On croyait avoir tout vu au Palais Garnier. Et pourtant, pour célébrer comme il se doit ses 150 ans, l’Opéra national de Paris propose jusqu’à fin août une expérience aussi inédite qu’ambitieuse : La Magie Opéra, une immersion en réalité virtuelle dans les coulisses de l’imaginaire lyrique, au cœur même de l’Opéra Garnier.
Munis d’un casque VR, les visiteurs suivent Céleste, une jeune chanteuse en quête de sa voix, dans une odyssée sensorielle mêlant passé, présent et futur, mémoire des lieux et puissance évocatrice de la musique. Cette rêverie technologique, conçue par le studio BackLight en coproduction avec l’Opéra de Paris et VIVE Arts, ne se contente pas de faire découvrir les dorures de Garnier : elle les habite, les transforme et les fait vibrer au son de grands classiques du répertoire.
Tout au long du parcours, trois airs emblématiques sont revisités : le Chant à la lune de Rusalka (interprété par Renée Fleming), Vissi d’arte de Tosca (Martina Serafin, captée lors de la production maison de 2014), et bien sûr la Habanera de Carmen (Elīna Garanča, captée en 2017).
En 25 minutes d’immersion, les frontières entre scène et salle s’effacent. Ce n’est plus nous qui venons à l’opéra, c’est l’opéra qui vient à nous. Aussi fascinante que déroutante, cette expérience séduira les plus curieux, à condition de jouer le jeu et de se laisser guider dans la rotonde de la Bibliothèque-musée de l’Opéra de Paris. Ne vous fiez pas à l’apparence sobre des lieux à votre arrivée : car derrière ce cadre minimaliste se cache un voyage riche en surprises, en couleurs et en perspectives.
À la fois immersif et participatif, le dispositif propose au visiteur d’endosser le rôle d’un choriste de l’Opéra de Paris, témoin privilégié du parcours intérieur d’une jeune chanteuse lyrique en plein doute existentiel (mi-Gaëlle Arquez, mi-Adèle Charvet). Un scénario un peu attendu, avec un dénouement prévisible, mais qui séduit grâce à la place centrale accordée à ce personnage de fiction. N’osant monter sur scène pour interpréter Carmen, elle devra puiser en elle le courage de franchir le pas après une introspection intime dont nous sommes les témoins directs.

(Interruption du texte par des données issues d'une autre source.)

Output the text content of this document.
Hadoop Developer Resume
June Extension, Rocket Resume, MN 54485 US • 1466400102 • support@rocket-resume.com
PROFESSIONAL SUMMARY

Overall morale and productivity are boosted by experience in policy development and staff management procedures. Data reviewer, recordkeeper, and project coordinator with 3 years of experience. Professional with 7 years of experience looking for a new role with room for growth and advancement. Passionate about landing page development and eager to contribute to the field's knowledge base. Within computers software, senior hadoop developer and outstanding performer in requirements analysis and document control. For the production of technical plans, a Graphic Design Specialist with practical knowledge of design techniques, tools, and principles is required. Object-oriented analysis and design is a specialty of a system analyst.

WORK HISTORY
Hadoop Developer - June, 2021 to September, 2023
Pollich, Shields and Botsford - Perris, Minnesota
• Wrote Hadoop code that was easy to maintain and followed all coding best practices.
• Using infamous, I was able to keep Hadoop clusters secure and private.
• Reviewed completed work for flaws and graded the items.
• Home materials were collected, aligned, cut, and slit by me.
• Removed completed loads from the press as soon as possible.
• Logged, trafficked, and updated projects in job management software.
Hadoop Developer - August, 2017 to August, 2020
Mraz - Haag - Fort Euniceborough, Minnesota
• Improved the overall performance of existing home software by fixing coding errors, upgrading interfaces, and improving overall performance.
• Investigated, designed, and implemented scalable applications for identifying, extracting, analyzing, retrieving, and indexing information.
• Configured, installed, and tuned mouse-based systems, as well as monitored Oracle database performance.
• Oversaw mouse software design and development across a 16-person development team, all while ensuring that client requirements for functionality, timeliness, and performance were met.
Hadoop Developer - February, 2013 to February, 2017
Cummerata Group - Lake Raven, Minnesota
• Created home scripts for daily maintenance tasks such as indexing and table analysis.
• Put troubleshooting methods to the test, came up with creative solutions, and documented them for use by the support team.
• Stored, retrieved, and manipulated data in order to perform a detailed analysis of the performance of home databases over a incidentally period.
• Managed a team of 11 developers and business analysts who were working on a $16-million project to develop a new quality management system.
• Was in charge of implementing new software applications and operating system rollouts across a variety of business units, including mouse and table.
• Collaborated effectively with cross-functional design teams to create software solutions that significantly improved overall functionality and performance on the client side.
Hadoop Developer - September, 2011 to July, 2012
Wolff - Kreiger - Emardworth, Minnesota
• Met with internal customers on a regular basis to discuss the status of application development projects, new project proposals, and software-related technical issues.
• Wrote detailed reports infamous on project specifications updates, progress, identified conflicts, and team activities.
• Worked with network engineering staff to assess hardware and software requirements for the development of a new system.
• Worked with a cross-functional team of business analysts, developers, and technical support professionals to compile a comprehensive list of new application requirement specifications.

C’est une plongée au cœur de sa mémoire et de son psychisme que proposent les scénaristes Karen Hunt et Eric Barbedor et qui invite à de nombreuses réflexions une fois le casque de réalité virtuelle retiré. À quoi ressemble la vie d’une jeune chanteuse d’opéra aujourd’hui ? Quelle place lui accorde le monde professionnel ? Et le public ? Comment se construit-elle en incarnant sans cesse des héroïnes sacrifiées, trahies, bafouées ou contraintes de tuer pour survivre ? Comment pouvoir trouver la force intérieur et s’émanciper en montant sur scène ? Autant de questions qui n’ont jamais autant collées à l’actualité et qui arrivent à point nommées.
À travers le voyage de Céleste, c’est autant l’âme humaine que les entrailles du Palais Garnier qui sont mises à nu. Ce labyrinthe opératique, sans véritable issue, nous entraîne dans une exploration intérieure aussi dense que troublante. Certains aspects techniques laissent encore à désirer — les personnages virtuels restent parfois trop figés, proches de marionnettes (limites technologiques obligent). Mais cette expérience unique dans l’univers de l’opéra réussit l’essentiel : nous faire ressentir de véritables sensations — apesanteur, vertige, frisson — jusqu’à un final lumineux, sous les projecteurs, où l’on se surprend à applaudir… pour de vrai.
Accessible dès 12 ans, disponible en français et en anglais, La Magie Opéra est à découvrir à la Bibliothèque-musée de l’Opéra, du 7 mai au 31 août 2025. Une manière audacieuse et poétique de célébrer 150 ans de passions lyriques, et peut-être de conquérir un nouveau public sans compromettre l’exigence artistique.